Relius gasped and opened his eyes to see the king sitting in the low chair near the foot of the bed. As he watched, the king stood, and hooked the chair with his foot to slide it closer to Relius’s head and sat again.

His statement seemed at first irrelevant, but it wasn’t.
The dog watch of the night was a bad time for those haunted by nightmares. The king had to know that for himself.

Relius lifted his head briefly. The king turned to follow his gaze to the silent group of attendants near the door. He turned back to look down at Relius with a bitter smile that was gone almost as soon as it appeared and was replaced by an expression of surprising calm. He sat quietly by the bed as Relius, through sheer willpower, steadied his breathing and relaxed his body. The darkness around them became slowly less threatening.

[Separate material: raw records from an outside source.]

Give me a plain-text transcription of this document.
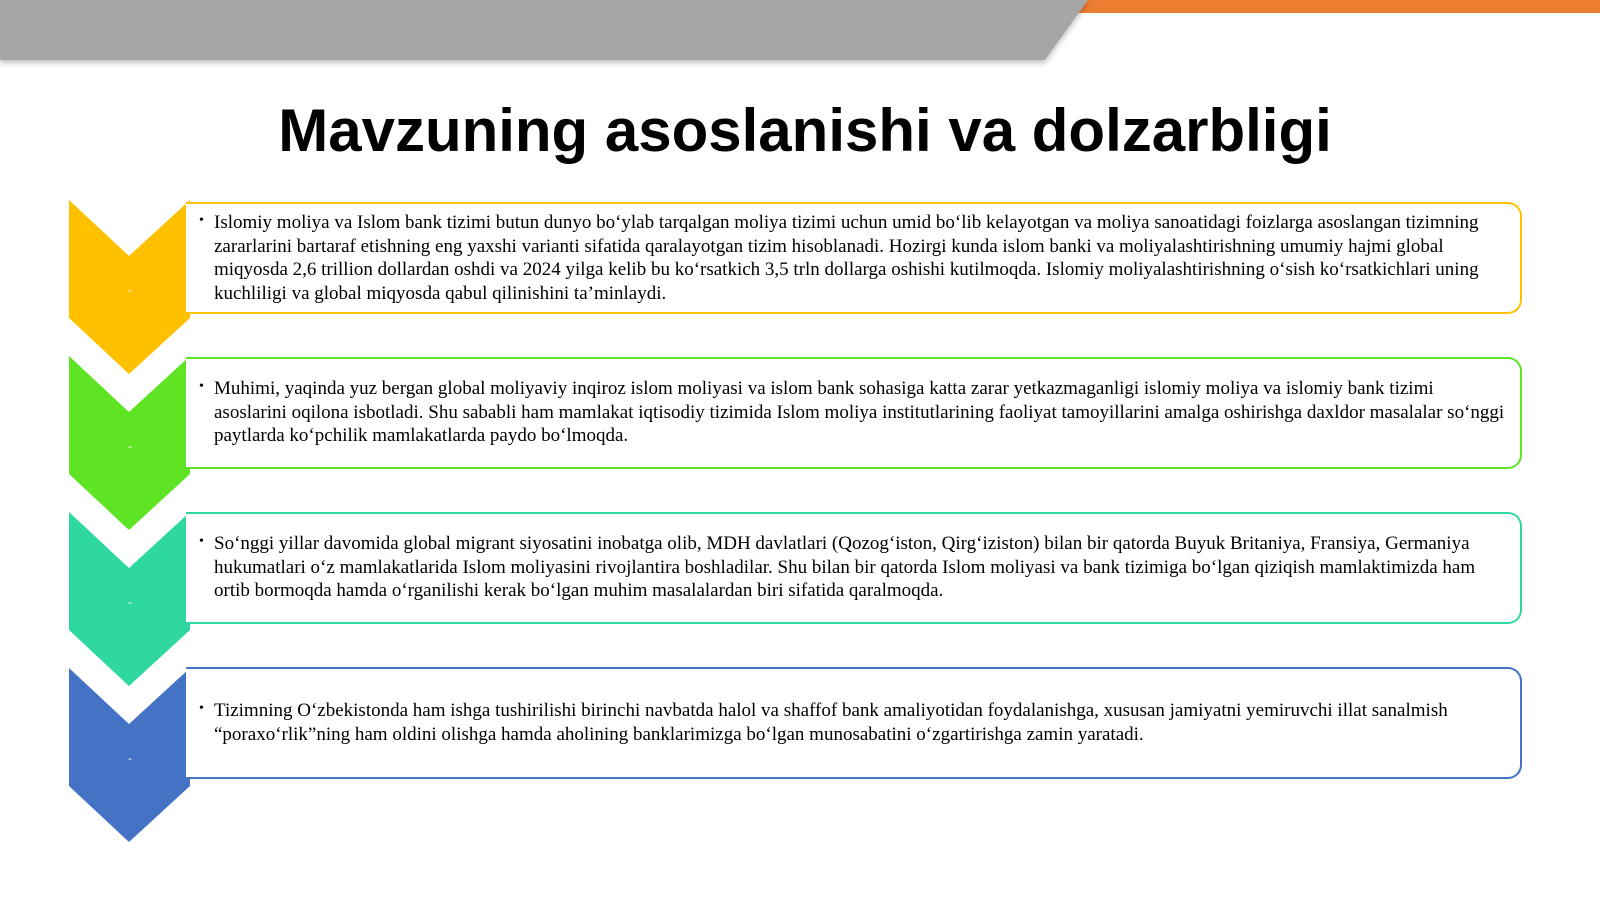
Mavzuning asoslanishi va dolzarbligi
-
-
-
-
• Islomiy moliya va Islom bank tizimi butun dunyo bo‘ylab tarqalgan moliya tizimi uchun umid bo‘lib kelayotgan va moliya sanoatidagi foizlarga asoslangan tizimning zararlarini bartaraf etishning eng yaxshi varianti sifatida qaralayotgan tizim hisoblanadi. Hozirgi kunda islom banki va moliyalashtirishning umumiy hajmi global miqyosda 2,6 trillion dollardan oshdi va 2024 yilga kelib bu ko‘rsatkich 3,5 trln dollarga oshishi kutilmoqda. Islomiy moliyalashtirishning o‘sish ko‘rsatkichlari uning kuchliligi va global miqyosda qabul qilinishini ta’minlaydi.
• Muhimi, yaqinda yuz bergan global moliyaviy inqiroz islom moliyasi va islom bank sohasiga katta zarar yetkazmaganligi islomiy moliya va islomiy bank tizimi asoslarini oqilona isbotladi. Shu sababli ham mamlakat iqtisodiy tizimida Islom moliya institutlarining faoliyat tamoyillarini amalga oshirishga daxldor masalalar so‘nggi paytlarda ko‘pchilik mamlakatlarda paydo bo‘lmoqda.
• So‘nggi yillar davomida global migrant siyosatini inobatga olib, MDH davlatlari (Qozog‘iston, Qirg‘iziston) bilan bir qatorda Buyuk Britaniya, Fransiya, Germaniya hukumatlari o‘z mamlakatlarida Islom moliyasini rivojlantira boshladilar. Shu bilan bir qatorda Islom moliyasi va bank tizimiga bo‘lgan qiziqish mamlaktimizda ham ortib bormoqda hamda o‘rganilishi kerak bo‘lgan muhim masalalardan biri sifatida qaralmoqda.
• Tizimning O‘zbekistonda ham ishga tushirilishi birinchi navbatda halol va shaffof bank amaliyotidan foydalanishga, xususan jamiyatni yemiruvchi illat sanalmish “poraxo‘rlik”ning ham oldini olishga hamda aholining banklarimizga bo‘lgan munosabatini o‘zgartirishga zamin yaratadi.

“Why save me, Your Majesty?” Relius asked softly.

“You think it was a mistake?”

Relius opened his mouth and shut it again.

“You want to say yes and no at the same time,” the king guessed.

“I am having trouble separating my own self-interest from that of my queen,” Relius admitted, sounding a little pedantic and apologetic about it.

“You sound like Sounis’s magus. He had a similar problem once.”

“The risk that you take is too great,” Relius said, “and you gain nothing by pardoning me.”

“The greatest risk was to the queen, and the risk lay in your death, not your pardon.”

Relius puzzled over this, and the king gave in to exasperation.

“You don’t know what I mean. She is so strong, and
you assume that strength has no end, no breaking point. You and Teleus are among the few she still trusts enough to love, and you say yes, she should have you tortured and killed. What were you thinking?”